Vedanta teaches about God Personal and God Impersonal; God manifest and God Unmanifest; God Absolute and God relative; God the Father, God the Mother and God beyond both. And it is always the one and the same God. ‘That which exists is One, sages call it by various names.’ Bhagavan reveals Himself to His devotees as both Personal and Impersonal.

Let us examine some utterances of Sri Ramakrishna:

The jnani seeks to realize Brahman. But the ideal of the bhakta is the Personal God — a God endowed with omnipotence and with the six treasures. Yet Brahman and Shakti are, in fact, not different. That which is the Blissful Mother is, again, Existence-Knowledge-Bliss Absolute. They are like the gem and its lustre. When one speaks of the luster of the gem, one thinks of the gem; and again, when one speaks of the gem, one refers to its luster. One cannot conceive of the luster of the gem without thinking of the gem, and one cannot conceive of the gem without thinking of its lustre.

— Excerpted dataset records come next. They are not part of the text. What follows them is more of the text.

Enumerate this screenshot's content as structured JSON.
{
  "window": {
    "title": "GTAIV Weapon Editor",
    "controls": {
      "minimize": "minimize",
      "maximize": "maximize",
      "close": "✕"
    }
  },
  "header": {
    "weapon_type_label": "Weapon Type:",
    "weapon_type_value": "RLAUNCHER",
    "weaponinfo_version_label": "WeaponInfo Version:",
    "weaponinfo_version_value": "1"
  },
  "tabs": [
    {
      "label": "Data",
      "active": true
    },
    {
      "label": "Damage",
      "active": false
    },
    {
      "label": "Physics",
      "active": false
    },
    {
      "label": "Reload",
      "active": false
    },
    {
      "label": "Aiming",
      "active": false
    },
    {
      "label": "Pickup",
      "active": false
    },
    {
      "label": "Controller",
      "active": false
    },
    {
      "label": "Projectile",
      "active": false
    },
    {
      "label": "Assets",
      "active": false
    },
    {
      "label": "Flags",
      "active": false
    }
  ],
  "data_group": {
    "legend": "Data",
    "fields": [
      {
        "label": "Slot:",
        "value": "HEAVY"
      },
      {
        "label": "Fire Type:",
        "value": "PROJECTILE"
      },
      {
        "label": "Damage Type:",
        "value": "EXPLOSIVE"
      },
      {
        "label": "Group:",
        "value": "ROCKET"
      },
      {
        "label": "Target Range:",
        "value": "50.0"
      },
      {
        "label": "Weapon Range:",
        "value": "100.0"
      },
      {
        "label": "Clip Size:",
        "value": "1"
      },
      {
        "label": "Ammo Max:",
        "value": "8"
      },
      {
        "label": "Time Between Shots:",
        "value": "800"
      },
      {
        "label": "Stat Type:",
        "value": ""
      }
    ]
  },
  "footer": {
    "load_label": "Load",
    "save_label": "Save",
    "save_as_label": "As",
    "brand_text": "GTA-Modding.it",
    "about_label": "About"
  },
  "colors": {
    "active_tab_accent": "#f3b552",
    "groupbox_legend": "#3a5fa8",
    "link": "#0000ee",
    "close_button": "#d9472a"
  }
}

As long as one has not realized God, one should renounce the world, following the process of ‘Neti, neti’. But he who has attained God knows that it is God who has become all this. Then he sees that God, maya, living beings, and the universe form one whole. God includes the universe and its living beings. …

It is the process of evolution and involution. The world, after its dissolution, remains involved in God; and God, at the time of creation, evolves as the world. Butter goes with buttermilk, and buttermilk goes with butter. If there is a thing called buttermilk, then butter also exists; and if there is a thing called butter, then buttermilk also exists. If the Self exists, then the non-Self must also exist.

The phenomenal world belongs to that very Reality to which the Absolute belongs; again, the Absolute belongs to that very Reality to which the phenomenal world belongs. He who is realized as God has also become the universe and its living beings. One who knows the Truth knows that it is He alone who has become father and mother, child and neighbour, man and animal, good and bad, holy and unholy, and so forth.

This vision realized by Sri Ramakrishna is the highest, perfect vision. God is seen in both His aspects, His inferior and superior nature.